Yesterday, BDN blogger Ethan Strimling released some results from a poll of potential Democratic primary voters in the Second Congressional District. I have a number of questions about the poll and the reporting, but the biggest problem by far is that Strimling has refused to say which candidate sponsored the poll.
The sponsorship of a poll is the most basic and probably most important thing to disclose when writing about a public opinion survey. It’s the first item on the list of minimum disclosure standards for both the American Association of Public Opinion Researchers (of which I’m a member) and the National Council on Public Polls.
The reason why is simple. Even if we set aside conscious or unconscious bias from a hired pollster towards their candidate, (and this poll was conducted by PPP, a Democratic pollster with a sterling reputation) polls can vary quite a bit just from statistical deviation. In this case, based on the margins of error, the top three candidates could easily be off by around 3% each. It could almost as easily have shown Mills ahead and Baldacci in third. Additionally, these numbers are for the 95% confidence level, which means that even the best pollster using perfect methodology has an additional 5% chance of being even farther off than the statistical margins.
Campaigns usually only release polls when they fit a narrative that they’re trying to encourage and may do so even for polls that they know are outliers. An analysis by Nate Silver found that internal polls (which are usually done by reputable pollsters) overstate the standing of the candidate they’re affiliated with by an average of six points, likely mostly because of this kind of selection bias.
In his post and in follow-up conversations on Facebook and Twitter, Strimling claims that he has examined the poll and has determined that it is accurate. This is both incorrect and missing the point. Unless he has personally and exactly surveyed every Democratic voter in the Second District, he doesn’t have the ability to judge a poll’s real accuracy, only its methods and likely basic statistical variability. That isn’t enough. Without knowing the sponsor, people who read his post can’t fully evaluate the poll for themselves and take into account the potential effect of selection bias in favor of the candidate who paid for it.
Even if basic disclosure practices had been followed, there would be other, major problems with the way this poll was released.
This early, in this kind of election, the horse race results aren’t very useful. Most people aren’t even aware there’s an election coming up and aren’t familiar with the candidates. The field will also likely change dramatically before the vote, as potential candidates choose whether or not to run. That’s why the most important numbers at this point are the favorability ratings and name recognition scores. If, for instance, Troy Jackson had a lower unfavorable rating and lower name recognition than Janet Mills, then he could have a much greater ability to expand his support and win the actual election than she does, despite the horse race results.

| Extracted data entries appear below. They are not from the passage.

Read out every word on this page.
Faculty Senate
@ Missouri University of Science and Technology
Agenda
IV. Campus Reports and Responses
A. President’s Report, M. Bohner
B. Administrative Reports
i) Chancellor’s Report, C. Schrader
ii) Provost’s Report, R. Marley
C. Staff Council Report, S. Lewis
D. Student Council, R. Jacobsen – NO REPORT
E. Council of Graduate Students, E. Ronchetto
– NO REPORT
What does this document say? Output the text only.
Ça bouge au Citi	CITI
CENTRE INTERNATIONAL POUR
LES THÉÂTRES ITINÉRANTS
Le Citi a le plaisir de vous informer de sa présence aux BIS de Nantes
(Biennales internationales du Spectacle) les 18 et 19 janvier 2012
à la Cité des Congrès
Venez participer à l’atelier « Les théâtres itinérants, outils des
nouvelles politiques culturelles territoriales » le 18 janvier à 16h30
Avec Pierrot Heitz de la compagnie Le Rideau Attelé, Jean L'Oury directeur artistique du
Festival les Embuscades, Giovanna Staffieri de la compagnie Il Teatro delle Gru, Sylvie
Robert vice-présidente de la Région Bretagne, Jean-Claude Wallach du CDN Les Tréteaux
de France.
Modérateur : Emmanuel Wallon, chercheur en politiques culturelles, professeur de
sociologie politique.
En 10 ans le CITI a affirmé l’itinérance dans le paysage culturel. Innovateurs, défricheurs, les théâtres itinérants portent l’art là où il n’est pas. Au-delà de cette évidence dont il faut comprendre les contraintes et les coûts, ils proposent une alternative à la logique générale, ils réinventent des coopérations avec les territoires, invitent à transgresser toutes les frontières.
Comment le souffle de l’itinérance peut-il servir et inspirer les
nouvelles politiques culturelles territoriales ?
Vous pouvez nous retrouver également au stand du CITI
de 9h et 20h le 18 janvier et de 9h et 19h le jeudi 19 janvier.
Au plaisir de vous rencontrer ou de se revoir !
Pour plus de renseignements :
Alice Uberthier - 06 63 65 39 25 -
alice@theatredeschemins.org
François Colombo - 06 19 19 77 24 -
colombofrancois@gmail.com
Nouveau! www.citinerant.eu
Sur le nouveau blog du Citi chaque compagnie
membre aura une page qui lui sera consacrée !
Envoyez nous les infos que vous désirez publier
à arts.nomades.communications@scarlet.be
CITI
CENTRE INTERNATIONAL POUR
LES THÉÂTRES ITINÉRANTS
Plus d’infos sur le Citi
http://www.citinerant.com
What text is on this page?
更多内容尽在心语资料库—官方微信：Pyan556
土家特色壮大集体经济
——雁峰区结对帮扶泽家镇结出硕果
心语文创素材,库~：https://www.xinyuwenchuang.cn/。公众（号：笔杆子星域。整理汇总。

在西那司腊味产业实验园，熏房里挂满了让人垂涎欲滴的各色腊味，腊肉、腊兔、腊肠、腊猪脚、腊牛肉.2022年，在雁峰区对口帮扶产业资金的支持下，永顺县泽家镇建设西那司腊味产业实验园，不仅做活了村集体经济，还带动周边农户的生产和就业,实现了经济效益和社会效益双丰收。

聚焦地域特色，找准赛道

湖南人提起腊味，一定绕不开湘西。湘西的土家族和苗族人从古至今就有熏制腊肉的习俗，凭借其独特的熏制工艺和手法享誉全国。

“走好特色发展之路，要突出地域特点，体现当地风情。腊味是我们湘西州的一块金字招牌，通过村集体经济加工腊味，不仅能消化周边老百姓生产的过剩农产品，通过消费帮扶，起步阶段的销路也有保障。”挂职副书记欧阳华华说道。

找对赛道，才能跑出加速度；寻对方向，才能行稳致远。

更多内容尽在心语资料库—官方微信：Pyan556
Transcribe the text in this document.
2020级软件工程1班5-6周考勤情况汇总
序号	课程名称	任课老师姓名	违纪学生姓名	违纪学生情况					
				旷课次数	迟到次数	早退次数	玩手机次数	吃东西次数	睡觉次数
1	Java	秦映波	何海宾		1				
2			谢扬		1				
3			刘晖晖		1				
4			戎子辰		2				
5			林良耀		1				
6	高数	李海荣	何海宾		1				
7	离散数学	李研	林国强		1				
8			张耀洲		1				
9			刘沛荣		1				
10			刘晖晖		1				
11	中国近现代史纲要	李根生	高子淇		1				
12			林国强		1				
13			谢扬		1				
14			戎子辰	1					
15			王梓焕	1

Strimling apparently had access to the entire poll but chose not to share these important numbers.
Additionally, in his post, Strimling explains that the top three candidates are in a statistical dead heat in a “lead pack,” but he doesn’t use the same caution in his headline, implying there that Baldacci is ahead, Cain is in second and Mills is in third. This is misleading, and especially so for the many people who will see the headline on another website or on social media and not click through and read the entire post.
This isn’t the first time that Strimling has released a poll without following basic disclosure practices, nor the first time that I’ve taken issue with it. If he wants to be taken seriously on issues of public opinion, he should immediately disclose this poll’s sponsor, release the full results and change the misleading headline.